The Senate passed a short-term patch to keep the Highway Trust Fund solvent until December 19, in effect setting up a vote this year on a long-term highway program.
The Senate passed a short-term patch to keep the Highway Trust Fund solvent until December 19, in effect setting up a vote this year on a long-term highway program. The $8 billion bill now goes to the House, which must act quickly if Congress is to keep the fund from going over the precipice.

File photo.

The Senate passed a short-term patch to keep the Highway Trust Fund solvent until December 19, in effect setting up a vote this year on a long-term highway program.
The $8 billion bill now goes to the House, which must act quickly if Congress is to keep the fund from going over the precipice.
Unless a patch is signed into law before August 1, the Department of Transportation will be forced to cut reimbursements to states for highway projects that are planned and under way. Thousand of projects and hundreds of thousands of jobs are at stake.
Speaker John Boehner has said the House will move quickly, Sen. Bob Corker, R-Tenn., reported.
In the same Tuesday session, the Senate rejected an amendment by Sen. Mike Lee, R-Utah, that would have gradually reduced federal fuel taxes and devolved highway funding responsibility to the states.
It also rejected a bid by Sen. Pat Toomey, R-Pa., to accelerate highway repairs by cutting environmental and permitting requirements.
The session began with a 71-26 vote in favor of a bill passed by the Senate Finance Committee that would have patched the Highway Trust Fund through next May.
This bill was based on a measure already passed by the House, but changed some provisions of that proposal. Both bills had the same funding, $10.6 billion, and set May as the end of the funding period. The Senate version, however, reduced the amount of funding that would be covered by so-called “pension smoothing.”
“Smoothing” refers to a temporary lowering of pension funding requirements to increase business profits. Those presumed profits are taxed, producing a presumed increase in government revenue.
The House bill overused “smoothing,” said Sen.
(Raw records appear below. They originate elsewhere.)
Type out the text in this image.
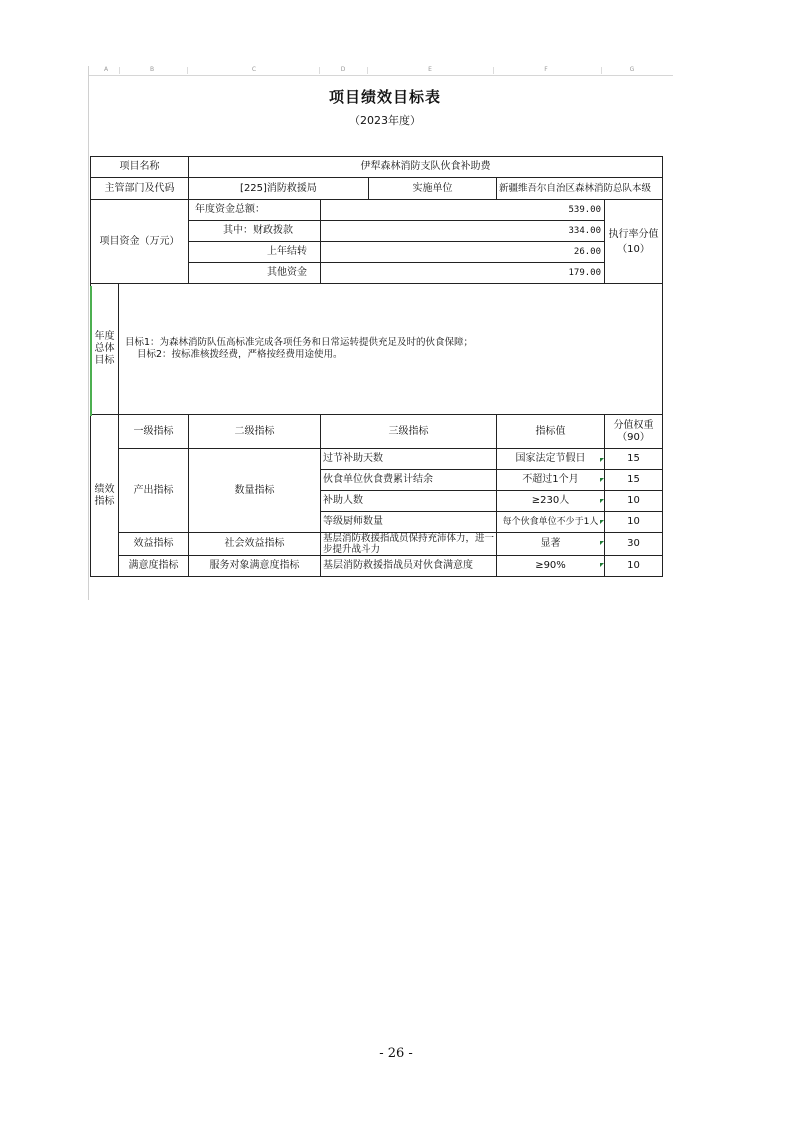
A	B	C	D	E	F	G
项目绩效目标表
（2023年度）
项目名称		伊犁森林消防支队伙食补助费				
主管部门及代码		[225]消防救援局		实施单位	新疆维吾尔自治区森林消防总队本级	
项目资金（万元）		年度资金总额：	539.00			执行率分值（10）
		其中：财政拨款	334.00			
		上年结转	26.00			
		其他资金	179.00			
年度总体目标	目标1：为森林消防队伍高标准完成各项任务和日常运转提供充足及时的伙食保障；
目标2：按标准核拨经费，严格按经费用途使用。					

绩效指标	一级指标	二级指标	三级指标		指标值	分值权重（90）
	产出指标	数量指标	过节补助天数		国家法定节假日	15
			伙食单位伙食费累计结余		不超过1个月	15
			补助人数		≥230人	10
			等级厨师数量		每个伙食单位不少于1人	10
	效益指标	社会效益指标	基层消防救援指战员保持充沛体力，进一步提升战斗力		显著	30
	满意度指标	服务对象满意度指标	基层消防救援指战员对伙食满意度		≥90%	10
- 26 -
Ron Wyden, D-Ore., chair of the Senate Finance Committee and co-author with Sen. Orrin Hatch, R-Utah, of the Senate bill.
But in the end, the Senate decided to dispense with “smoothing” altogether.
By a 66-31 vote it passed the $8 billion December patch pushed by Sens. Corker, Barbara Boxer, D-Calif., and Tom Carper, D-Del. It contains no “smoothing” money, relying instead on transfers from the general fund and from the Leaking Underground Storage Tank Trust Fund, among other sources.
“Smoothing is a total gimmick that loses money,” said Corker in a passionate speech that Boxer described as the “most honest” she has heard on the Senate floor.
“It’s an embarrassment that the Senate has not come together to pass a long-term solution (to highway funding),” Corker said.
The bill will force the Senate to act responsibly before year-end, he said.
“When people say they just don’t think we can find a solution – you gotta be kidding me!” he said.
Lee described his amendment to devolve funding to the states as a “new approach” to get around the “centralized bureaucratic status quo.”
Boxer replied that he was proposing “the complete and utter destruction of a system that the states support.”
His amendment failed 69 – 28.
The overall bill passed by a wide margin: 79 – 18.
Reaction from the industry was quick and positive.
American Trucking Associations President and CEO Bill Graves said the short-term patch is the best way to get to a long-term highway bill. “The Senate has put Congress on a path to solving these issues this year,” he said in a statement.
“We urge the House to follow suit and to pass the Senate’s Highway Trust Fund fix and then get on to the work of passing a long-term highway bill when Congress returns from recess.”